Section D.1.b of TACP demands that no player should “attempt to contrive the outcome” of an event. Feitt breached this section five times. Section D.1.e rules no player should “solicit or facilitate” any player to not perform at their best. Feist admitted to three breaches of this section. The Argentine also confessed to one breach of Section D.2.a.i, which demands that players report to the ITIA any approaches made to them by other people in relation to match-fixing.
The ITIA ruling permanently bars Feitt from “playing in or attending any tennis event authorized or sanctioned by the governing bodies of tennis.” He must also pay a fine of $25,000.
Five under arrest in Stockholm
Over in Stockholm, the NOA, which falls under the Swedish Police Authority, arrested five people on April 14 in a tennis match-fixing crackdown. The NOA also searched several residences during the raid.
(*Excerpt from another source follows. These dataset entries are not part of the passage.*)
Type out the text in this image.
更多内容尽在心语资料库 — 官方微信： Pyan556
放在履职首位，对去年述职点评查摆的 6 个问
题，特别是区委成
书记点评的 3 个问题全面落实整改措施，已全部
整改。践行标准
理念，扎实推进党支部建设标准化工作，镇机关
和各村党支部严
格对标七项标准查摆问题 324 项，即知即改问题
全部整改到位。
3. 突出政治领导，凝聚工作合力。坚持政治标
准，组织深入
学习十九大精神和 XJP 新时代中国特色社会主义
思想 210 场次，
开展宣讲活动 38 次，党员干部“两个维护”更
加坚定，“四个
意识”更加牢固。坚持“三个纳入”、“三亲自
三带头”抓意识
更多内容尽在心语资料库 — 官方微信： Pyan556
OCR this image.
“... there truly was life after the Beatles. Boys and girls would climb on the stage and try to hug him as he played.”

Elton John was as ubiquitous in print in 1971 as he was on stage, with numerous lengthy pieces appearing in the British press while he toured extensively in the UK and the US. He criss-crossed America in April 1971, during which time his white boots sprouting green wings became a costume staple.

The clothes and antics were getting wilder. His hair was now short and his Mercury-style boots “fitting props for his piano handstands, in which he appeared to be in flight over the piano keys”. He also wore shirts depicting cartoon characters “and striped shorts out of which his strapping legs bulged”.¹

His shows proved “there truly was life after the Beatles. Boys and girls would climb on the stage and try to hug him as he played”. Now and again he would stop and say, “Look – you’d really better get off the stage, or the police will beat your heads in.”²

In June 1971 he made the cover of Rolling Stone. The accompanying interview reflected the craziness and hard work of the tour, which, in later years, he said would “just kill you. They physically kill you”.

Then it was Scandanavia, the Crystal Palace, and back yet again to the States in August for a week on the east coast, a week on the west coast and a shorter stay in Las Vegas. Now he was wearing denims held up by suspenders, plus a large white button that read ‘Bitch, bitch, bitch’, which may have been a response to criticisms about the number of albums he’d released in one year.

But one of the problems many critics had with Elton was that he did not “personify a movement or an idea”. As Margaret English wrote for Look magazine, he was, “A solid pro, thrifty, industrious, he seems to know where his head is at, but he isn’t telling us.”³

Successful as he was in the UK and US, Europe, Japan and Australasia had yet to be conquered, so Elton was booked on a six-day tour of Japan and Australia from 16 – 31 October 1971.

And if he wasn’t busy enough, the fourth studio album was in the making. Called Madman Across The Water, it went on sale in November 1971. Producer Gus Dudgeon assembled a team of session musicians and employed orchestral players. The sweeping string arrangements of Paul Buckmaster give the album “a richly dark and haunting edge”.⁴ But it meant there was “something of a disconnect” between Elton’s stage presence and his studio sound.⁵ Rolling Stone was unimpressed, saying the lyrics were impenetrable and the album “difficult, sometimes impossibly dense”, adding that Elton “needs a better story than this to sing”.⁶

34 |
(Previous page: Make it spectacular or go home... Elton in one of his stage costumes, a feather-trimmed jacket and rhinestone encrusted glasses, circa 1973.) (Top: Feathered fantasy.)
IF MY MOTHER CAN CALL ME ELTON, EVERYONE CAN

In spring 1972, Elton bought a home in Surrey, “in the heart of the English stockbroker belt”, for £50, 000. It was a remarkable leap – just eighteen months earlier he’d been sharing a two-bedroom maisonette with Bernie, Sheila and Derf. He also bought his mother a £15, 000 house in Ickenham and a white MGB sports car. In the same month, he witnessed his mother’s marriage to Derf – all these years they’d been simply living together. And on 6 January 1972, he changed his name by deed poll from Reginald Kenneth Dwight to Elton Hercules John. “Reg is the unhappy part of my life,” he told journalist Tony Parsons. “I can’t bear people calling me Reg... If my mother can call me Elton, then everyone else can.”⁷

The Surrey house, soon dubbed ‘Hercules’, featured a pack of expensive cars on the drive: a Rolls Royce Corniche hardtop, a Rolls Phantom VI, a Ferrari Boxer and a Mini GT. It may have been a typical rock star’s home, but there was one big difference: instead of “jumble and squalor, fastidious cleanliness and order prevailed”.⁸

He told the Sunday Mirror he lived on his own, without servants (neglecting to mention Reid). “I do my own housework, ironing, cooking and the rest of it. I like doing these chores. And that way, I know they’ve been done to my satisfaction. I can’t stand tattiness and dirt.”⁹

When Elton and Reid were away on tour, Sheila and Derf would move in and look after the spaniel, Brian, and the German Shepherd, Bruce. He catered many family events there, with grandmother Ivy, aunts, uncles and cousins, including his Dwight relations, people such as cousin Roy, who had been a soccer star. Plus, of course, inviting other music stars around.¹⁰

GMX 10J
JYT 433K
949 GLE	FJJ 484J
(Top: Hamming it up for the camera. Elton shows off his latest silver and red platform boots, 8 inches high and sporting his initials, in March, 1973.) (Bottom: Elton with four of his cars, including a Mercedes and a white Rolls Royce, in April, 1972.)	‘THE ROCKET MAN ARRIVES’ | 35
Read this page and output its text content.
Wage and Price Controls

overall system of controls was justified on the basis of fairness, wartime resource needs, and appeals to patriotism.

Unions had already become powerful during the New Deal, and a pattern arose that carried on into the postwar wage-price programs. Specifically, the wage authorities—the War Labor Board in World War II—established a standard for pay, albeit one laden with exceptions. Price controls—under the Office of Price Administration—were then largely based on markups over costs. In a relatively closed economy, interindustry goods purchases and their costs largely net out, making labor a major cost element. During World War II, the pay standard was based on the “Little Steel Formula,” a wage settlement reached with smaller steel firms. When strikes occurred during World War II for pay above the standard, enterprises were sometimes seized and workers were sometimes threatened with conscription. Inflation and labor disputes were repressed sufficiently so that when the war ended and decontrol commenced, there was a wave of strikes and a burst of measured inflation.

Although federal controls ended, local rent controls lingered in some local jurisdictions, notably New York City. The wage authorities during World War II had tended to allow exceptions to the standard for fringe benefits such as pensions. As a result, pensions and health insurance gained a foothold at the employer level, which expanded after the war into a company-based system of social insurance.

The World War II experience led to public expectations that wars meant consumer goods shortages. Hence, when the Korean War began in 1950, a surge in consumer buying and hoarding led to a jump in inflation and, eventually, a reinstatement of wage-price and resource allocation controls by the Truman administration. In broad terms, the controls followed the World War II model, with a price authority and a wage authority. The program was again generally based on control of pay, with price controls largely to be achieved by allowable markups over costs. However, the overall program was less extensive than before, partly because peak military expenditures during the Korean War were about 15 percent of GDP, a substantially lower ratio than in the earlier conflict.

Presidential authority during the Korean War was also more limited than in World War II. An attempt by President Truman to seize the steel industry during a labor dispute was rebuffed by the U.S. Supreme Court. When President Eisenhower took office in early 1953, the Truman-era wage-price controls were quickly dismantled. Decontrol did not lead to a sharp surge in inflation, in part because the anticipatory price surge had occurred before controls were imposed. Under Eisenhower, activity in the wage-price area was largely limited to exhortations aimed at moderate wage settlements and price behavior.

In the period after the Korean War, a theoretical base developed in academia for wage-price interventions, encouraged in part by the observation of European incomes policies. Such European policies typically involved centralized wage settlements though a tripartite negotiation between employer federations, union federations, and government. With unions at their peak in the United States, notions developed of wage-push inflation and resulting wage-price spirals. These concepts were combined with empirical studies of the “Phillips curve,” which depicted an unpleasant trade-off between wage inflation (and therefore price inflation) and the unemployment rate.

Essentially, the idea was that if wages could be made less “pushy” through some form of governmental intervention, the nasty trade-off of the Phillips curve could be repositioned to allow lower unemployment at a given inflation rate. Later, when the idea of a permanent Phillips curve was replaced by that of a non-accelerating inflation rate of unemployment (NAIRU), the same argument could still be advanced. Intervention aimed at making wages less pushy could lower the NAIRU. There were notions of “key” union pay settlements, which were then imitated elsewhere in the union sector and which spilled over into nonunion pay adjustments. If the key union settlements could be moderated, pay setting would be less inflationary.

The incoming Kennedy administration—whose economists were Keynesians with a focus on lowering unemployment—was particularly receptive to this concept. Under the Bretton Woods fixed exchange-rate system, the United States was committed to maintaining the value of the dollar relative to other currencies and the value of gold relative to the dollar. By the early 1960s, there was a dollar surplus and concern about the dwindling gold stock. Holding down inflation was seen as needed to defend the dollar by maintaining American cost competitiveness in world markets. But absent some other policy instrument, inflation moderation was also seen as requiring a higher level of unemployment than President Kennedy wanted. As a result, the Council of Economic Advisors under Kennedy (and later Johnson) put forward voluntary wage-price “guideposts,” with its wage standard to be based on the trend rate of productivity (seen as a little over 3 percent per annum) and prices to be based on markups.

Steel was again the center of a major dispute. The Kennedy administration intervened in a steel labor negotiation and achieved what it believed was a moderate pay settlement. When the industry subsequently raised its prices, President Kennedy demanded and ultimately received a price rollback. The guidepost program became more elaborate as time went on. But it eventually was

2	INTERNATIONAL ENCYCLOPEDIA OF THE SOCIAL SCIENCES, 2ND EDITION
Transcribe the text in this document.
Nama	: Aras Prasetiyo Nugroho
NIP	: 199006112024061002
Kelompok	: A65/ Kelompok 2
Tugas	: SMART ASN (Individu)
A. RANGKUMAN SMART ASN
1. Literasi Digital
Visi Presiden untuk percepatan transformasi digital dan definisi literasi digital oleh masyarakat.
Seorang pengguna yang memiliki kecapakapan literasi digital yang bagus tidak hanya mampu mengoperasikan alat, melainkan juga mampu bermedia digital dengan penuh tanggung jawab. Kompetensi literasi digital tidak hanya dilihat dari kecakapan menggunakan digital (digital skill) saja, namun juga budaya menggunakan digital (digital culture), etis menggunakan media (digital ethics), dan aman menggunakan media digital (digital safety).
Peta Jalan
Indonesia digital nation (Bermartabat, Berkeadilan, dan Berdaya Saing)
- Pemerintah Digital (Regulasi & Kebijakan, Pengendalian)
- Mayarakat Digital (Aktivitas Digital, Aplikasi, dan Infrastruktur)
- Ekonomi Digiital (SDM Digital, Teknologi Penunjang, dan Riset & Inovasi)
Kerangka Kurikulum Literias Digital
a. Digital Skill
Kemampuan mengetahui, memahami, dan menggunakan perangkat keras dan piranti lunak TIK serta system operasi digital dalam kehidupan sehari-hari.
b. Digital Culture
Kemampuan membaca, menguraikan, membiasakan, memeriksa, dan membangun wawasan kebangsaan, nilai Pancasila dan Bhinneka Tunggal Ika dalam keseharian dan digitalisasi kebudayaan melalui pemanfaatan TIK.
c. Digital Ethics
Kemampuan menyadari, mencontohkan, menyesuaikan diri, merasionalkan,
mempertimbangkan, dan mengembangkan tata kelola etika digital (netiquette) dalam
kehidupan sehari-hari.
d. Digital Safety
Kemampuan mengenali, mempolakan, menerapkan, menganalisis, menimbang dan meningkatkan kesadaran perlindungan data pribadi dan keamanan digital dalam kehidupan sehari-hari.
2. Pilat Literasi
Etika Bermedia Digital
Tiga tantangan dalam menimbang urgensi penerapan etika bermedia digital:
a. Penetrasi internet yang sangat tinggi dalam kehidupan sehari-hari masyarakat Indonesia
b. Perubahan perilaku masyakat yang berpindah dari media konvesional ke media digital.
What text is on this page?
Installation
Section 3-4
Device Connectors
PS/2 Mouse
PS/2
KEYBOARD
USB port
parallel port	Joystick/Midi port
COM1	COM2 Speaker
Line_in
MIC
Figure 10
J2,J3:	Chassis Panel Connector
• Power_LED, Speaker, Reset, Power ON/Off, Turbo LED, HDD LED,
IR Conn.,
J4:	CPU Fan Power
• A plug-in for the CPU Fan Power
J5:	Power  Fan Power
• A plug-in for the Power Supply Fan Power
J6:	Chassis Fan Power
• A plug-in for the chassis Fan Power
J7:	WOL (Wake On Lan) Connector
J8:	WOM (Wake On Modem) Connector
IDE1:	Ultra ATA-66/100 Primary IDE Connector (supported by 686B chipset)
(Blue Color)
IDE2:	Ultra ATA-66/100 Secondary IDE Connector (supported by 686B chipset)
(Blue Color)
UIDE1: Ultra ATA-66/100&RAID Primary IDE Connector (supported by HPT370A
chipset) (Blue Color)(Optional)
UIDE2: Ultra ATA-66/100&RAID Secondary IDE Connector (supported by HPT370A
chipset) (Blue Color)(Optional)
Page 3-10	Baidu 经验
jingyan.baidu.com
The alleged match-fixing is said to have involved “large sums of money”, according to a news release by the Swedish Police Authority.
match-fixing is said to have involved “large sums of money”
The Police authority, along with the Swedish Sports Confederation, the Public Prosecutor’s Office, and the Swedish National Council for Crime Prevention, regards match-fixing as a “significant threat” to sport.
The head of the NOA’s anti-corruption group, Stefan Erkensjö, said that the Swedish authority could see that “all sports risk being affected by match-fixing.” He added that the NOA counters the match-rigging problem through “preventive efforts and collaboration at several different levels.”
Tennis fights back against match-fixing
Following the arrests by the NOA in Sweden and the ITIA’s lifetime ban on Feitt, the game dubbed the sport of kings in its original form is fighting back against match-fixing.
Late last year, the ITIA (then known as the Tennis Integrity Unit, or TIU) fined the Khachatryan brothers from Bulgaria a collective total of $300,000 for tennis match-fixing. The ITIA banned one brother from tennis for life, and the other for ten years.
Exacerbated by the suspension of both men’s and women’s tours because of the COVID-19 outbreak in 2020, the ITIA received reports of 24 suspicious matches held between April and June of last year.
At the time, the sports integrity body warned in a statement that: “Suspicious betting on tennis during the lockdown is seen as a firm indicator that corruptors remain active, and are likely to increase their focus on the sport when professional tennis resumes in August.”